Lesson 7: Check licensing and contracts carefully
“Not everything is always defined properly in a formal DR policy,” Manley noted. If you’re planning to shift to a secondary site, you need to ensure software licences allow it. “We’re a big Remedy shop,” Manley said. “All of my workflows is automated. I needed to make sure that Remedy and BMC proper were going to be available – not just technically but from a licensing standpoint.”
You also need to be aware of contractual arrangements with your backup service providers. IFF didn’t shift its provider to standby until the storm was close, since doing so would be expensive. “There’s a dollar cost to putting them on standby, so we didn’t want to go too early,” Delgado said.
Manley took a different approach. “I had our provider on alert 4 days prior. In our contract we do not have to pay to be put on alert. Read that fine print because there are those kind of differences you can negotiate.”
Lesson 8: Stay friendly with your vendors
Even if you can source replacement gear, paying for it can be challenging. “I spent close to $2 million in four days,” Delgado said. That’s tricky when your company card limit is $50,000 and your internal procurement systems are down. “If you don’t have a good relationship with your vendors, start shaking some hands.”
Lesson 9: The cloud is your friend
Cloud can be useful for other services as well. “What we had done prior to the Sandy situation was to make documentation available on Box.net We were glad we did that. For us, documentation was a big one. We didn’t have to worry if the servers went down.
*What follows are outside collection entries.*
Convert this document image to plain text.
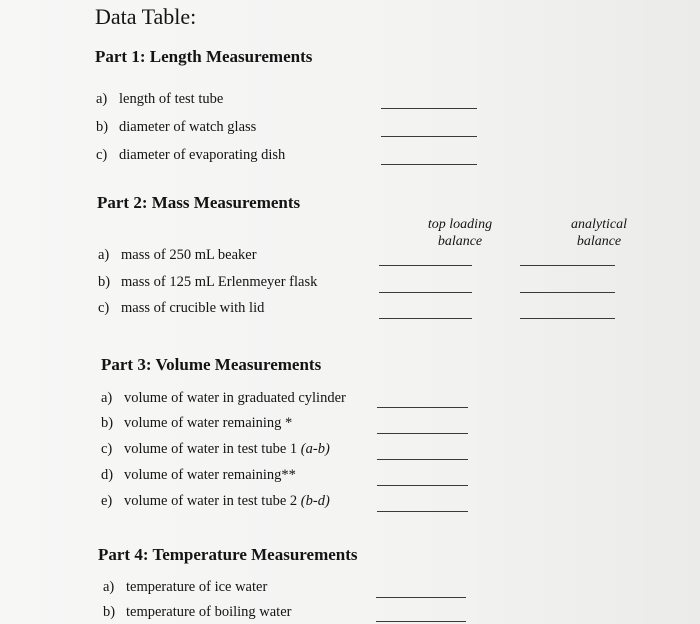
Data Table:
Part 1: Length Measurements
a) length of test tube
b) diameter of watch glass
c) diameter of evaporating dish
Part 2: Mass Measurements
top loading
balance
analytical
balance
a) mass of 250 mL beaker
b) mass of 125 mL Erlenmeyer flask
c) mass of crucible with lid
Part 3: Volume Measurements
a) volume of water in graduated cylinder
b) volume of water remaining *
c) volume of water in test tube 1 (a-b)
d) volume of water remaining**
e) volume of water in test tube 2 (b-d)
Part 4: Temperature Measurements
a) temperature of ice water
b) temperature of boiling water
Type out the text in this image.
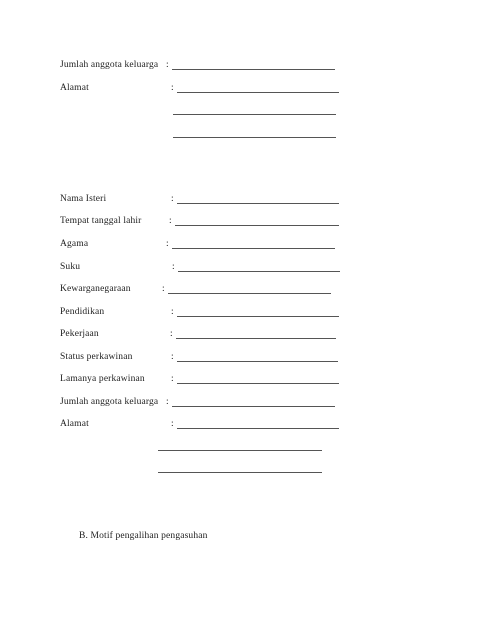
Jumlah anggota keluarga :
Alamat	:
Nama Isteri	:
Tempat tanggal lahir	:
Agama	:
Suku	:
Kewarganegaraan	:
Pendidikan	:
Pekerjaan	:
Status perkawinan	:
Lamanya perkawinan	:
Jumlah anggota keluarga :
Alamat	:
B. Motif pengalihan pengasuhan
Software and software tools were automated, but we needed to know what we had to bring up and what we could get away with curtailing.” Post-Sandy, both sites foresee a bigger expansion into cloud services.
Lesson 10: You can overcome problems
Despite all those challenges, both IFF and the University of Pennsylvania weathered the crisis.The full crisis mode for the university only lasted for 28 hours. That served as proof that the basic DR plan was solid, but it also provided some unexpected learnings.
“From a process standpoint, one of the things we have done in the past was a planned power outage to do some maintenance,” Manley said. “During the crisis, we found that the power-down and power-up plan wasn’t current — we need to tie that into our change management process That was a big process gap we never would have found without a situation such as this.”
IFF had its main centre working again within 12 hours of the disaster, and all key systems up within 72 hours.
“We didn’t lose a single order,” Delgado said. “We put some on standby, but we’ve earned the respect of our customers, and they gave us a little slack. The longest order was maybe delayed by four hours. We were lucky and we did well.”
Lifehacker’s World Of Servers sees me travelling to conferences around Australia and around the globe in search of fresh insights into how server and infrastructure deployment is changing in the cloud era. This week, I’m in Las Vegas for Data Center World, looking at how the role of the data centre is changing and evolving.